ConDABench: Interactive Evaluation of Language Models for Data Analysis
This provides a new benchmark for evaluating conversational data analysis tools, addressing a gap in existing evaluations, but it is incremental as it builds on prior work in benchmarking.
The authors tackled the problem of evaluating language models for interactive data analysis by introducing ConDABench, a framework that generates conversational benchmarks from public datasets, resulting in 1,420 problems and showing that newer models solve more instances but not necessarily long-form tasks.

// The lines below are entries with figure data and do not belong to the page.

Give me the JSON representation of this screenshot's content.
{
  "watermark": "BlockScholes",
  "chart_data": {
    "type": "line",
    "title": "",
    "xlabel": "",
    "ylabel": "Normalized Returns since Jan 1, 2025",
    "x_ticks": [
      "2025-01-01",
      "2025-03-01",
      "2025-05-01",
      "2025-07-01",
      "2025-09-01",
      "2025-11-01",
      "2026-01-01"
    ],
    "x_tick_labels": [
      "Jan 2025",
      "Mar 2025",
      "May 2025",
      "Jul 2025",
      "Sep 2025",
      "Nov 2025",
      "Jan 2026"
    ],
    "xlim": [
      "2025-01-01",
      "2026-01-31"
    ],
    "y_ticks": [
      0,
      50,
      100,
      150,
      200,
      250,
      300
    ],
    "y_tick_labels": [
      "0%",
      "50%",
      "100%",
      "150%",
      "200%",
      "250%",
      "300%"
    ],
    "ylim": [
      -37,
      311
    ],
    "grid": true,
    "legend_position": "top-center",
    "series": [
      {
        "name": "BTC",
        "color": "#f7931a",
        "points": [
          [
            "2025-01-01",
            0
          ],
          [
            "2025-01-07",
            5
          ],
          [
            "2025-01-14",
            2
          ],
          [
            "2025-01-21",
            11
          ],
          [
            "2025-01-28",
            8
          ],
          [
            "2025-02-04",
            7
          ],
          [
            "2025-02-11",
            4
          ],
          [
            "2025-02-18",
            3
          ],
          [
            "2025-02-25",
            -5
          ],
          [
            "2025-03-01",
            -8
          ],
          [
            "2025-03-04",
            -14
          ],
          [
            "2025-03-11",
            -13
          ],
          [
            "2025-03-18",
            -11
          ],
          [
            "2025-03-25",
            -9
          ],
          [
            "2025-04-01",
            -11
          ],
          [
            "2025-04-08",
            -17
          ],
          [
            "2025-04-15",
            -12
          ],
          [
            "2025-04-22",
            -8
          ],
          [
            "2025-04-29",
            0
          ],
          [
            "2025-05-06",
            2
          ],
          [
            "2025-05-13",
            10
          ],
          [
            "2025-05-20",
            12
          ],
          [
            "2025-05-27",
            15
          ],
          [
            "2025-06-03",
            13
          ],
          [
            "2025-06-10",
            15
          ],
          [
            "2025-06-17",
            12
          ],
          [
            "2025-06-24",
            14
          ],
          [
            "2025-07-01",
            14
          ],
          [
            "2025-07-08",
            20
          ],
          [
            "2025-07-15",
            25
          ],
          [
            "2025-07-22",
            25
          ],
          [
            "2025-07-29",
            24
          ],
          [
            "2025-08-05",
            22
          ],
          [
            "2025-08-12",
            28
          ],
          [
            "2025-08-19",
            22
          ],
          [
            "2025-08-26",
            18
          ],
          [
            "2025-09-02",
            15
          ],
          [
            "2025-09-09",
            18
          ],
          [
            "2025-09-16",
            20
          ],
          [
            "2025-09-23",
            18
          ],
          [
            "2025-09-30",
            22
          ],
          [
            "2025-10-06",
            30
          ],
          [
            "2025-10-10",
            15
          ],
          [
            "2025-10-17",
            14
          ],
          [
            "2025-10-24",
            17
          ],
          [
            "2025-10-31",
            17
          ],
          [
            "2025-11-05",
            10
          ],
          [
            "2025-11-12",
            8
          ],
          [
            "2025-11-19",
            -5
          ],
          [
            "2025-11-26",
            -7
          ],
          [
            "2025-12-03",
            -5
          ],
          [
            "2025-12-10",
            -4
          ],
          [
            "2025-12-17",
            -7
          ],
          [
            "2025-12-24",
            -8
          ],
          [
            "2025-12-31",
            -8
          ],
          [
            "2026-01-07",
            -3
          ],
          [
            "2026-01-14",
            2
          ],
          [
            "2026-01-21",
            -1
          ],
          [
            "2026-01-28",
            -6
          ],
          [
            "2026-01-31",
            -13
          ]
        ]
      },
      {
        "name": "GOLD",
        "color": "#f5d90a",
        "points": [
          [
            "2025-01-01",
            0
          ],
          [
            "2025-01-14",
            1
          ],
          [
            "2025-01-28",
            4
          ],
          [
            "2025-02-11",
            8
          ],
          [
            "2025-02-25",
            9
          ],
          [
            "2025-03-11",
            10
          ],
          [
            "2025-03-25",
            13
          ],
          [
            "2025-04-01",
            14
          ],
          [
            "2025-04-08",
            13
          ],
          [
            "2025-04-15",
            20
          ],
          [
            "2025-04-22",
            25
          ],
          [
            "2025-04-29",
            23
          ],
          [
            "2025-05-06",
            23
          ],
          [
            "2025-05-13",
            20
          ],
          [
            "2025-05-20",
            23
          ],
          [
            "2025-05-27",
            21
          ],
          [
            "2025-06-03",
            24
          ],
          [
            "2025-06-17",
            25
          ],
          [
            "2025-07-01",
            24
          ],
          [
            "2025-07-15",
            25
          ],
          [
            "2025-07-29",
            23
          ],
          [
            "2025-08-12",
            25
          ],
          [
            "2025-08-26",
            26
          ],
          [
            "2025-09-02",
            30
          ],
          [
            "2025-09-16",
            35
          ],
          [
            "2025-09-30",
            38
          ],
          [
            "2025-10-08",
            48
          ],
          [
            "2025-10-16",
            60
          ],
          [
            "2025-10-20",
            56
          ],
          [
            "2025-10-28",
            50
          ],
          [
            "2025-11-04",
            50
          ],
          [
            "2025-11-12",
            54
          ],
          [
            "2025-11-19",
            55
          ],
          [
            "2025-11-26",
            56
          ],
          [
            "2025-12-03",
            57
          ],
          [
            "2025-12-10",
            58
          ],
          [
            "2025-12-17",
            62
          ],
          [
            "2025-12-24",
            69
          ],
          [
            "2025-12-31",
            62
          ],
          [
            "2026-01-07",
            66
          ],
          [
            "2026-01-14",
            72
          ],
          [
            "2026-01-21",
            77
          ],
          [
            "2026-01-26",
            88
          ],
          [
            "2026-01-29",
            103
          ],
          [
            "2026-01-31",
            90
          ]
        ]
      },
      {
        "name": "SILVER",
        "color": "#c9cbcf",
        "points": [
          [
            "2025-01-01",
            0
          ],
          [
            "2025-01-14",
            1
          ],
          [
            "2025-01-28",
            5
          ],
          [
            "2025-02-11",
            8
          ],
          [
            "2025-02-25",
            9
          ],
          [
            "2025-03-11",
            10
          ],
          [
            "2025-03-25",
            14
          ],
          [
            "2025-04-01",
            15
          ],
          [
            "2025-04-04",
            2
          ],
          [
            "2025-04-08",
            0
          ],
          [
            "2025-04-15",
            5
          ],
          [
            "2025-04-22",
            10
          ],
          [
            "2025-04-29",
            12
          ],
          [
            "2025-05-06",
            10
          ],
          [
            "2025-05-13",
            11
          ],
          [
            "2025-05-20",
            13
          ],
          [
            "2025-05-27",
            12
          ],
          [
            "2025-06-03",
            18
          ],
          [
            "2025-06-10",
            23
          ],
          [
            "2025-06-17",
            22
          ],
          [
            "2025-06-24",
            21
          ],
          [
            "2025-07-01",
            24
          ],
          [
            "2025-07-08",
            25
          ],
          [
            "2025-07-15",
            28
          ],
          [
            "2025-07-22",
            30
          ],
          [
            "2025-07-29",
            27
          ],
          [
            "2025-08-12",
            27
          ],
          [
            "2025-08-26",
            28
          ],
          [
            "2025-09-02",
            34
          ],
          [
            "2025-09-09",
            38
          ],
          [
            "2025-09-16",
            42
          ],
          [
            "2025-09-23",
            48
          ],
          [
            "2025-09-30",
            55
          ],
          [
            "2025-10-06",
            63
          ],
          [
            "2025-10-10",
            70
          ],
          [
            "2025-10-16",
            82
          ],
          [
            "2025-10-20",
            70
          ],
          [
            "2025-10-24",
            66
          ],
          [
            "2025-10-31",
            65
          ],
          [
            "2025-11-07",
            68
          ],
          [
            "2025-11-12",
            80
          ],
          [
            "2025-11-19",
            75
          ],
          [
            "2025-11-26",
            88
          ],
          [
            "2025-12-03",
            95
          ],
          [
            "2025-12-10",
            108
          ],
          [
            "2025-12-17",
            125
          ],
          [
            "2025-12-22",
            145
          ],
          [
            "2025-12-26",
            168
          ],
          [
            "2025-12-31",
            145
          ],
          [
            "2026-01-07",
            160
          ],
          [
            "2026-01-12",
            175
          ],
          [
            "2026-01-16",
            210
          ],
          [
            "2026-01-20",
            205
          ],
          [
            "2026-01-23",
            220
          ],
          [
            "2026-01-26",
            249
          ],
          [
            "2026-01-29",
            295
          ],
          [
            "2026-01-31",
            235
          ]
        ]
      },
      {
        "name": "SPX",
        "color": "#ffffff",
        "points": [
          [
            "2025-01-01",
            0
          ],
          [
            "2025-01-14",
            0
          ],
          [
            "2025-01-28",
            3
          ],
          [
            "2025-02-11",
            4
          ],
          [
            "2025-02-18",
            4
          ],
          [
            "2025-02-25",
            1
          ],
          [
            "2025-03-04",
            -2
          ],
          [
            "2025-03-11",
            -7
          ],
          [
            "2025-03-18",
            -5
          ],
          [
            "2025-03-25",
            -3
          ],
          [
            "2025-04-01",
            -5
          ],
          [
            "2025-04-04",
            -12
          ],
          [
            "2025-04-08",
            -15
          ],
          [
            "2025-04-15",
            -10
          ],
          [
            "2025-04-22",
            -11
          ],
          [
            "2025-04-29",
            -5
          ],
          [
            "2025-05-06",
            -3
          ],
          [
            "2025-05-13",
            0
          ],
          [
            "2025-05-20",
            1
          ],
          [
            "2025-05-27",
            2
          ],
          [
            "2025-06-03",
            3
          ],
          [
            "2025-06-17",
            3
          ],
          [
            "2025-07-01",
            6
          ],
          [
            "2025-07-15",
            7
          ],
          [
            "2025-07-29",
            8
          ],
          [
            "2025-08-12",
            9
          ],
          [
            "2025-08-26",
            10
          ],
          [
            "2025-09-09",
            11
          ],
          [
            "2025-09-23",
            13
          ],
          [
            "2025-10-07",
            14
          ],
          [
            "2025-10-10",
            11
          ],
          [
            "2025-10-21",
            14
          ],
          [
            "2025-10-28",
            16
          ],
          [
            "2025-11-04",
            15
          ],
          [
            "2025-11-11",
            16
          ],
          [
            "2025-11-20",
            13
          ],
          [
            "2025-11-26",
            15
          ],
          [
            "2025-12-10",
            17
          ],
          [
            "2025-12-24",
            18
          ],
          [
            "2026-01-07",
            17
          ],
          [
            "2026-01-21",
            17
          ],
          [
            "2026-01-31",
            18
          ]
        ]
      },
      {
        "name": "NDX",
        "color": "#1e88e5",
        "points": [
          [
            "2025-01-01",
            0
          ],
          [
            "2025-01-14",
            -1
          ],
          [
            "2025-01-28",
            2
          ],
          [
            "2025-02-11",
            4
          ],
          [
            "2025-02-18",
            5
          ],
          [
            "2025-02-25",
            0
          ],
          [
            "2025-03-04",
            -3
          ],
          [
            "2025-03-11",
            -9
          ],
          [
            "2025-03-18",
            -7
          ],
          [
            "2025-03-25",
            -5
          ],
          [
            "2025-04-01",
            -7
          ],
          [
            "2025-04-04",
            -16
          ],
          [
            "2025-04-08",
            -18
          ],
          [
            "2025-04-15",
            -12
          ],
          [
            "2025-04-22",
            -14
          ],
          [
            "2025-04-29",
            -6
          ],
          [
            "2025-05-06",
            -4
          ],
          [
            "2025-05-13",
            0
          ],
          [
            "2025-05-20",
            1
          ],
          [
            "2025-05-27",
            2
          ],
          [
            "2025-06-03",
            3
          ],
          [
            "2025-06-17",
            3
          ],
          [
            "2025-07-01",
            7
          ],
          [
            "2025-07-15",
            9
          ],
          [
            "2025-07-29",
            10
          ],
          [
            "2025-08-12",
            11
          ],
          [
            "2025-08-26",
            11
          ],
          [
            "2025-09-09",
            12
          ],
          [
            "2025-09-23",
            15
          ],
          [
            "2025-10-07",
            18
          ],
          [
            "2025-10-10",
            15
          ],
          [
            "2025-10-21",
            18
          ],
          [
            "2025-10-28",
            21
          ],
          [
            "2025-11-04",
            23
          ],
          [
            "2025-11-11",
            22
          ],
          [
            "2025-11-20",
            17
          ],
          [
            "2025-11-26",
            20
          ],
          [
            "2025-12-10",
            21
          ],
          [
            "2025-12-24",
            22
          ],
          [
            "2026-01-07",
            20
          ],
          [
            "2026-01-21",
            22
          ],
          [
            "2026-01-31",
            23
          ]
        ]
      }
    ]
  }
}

Real-world data analysis tasks often come with under-specified goals and unclean data. User interaction is necessary to understand and disambiguate a user's intent, and hence, essential to solving these complex tasks. Existing benchmarks for evaluating LLMs on data analysis tasks do not capture these complexities or provide first-class support for interactivity. We introduce ConDABench, a framework for generating conversational data analysis (ConDA) benchmarks and evaluating external tools on the generated benchmarks. \bench consists of (a) a multi-agent workflow for generating realistic benchmarks from articles describing insights gained from public datasets, (b) 1,420 ConDA problems generated using this workflow, and (c) an evaluation harness that, for the first time, makes it possible to systematically evaluate conversational data analysis tools on the generated ConDA problems. Evaluation of state-of-the-art LLMs on the benchmarks reveals that while the new generation of models are better at solving more instances, they are not necessarily better at solving tasks that require sustained, long-form engagement. ConDABench is an avenue for model builders to measure progress towards truly collaborative models that can complete complex interactive tasks.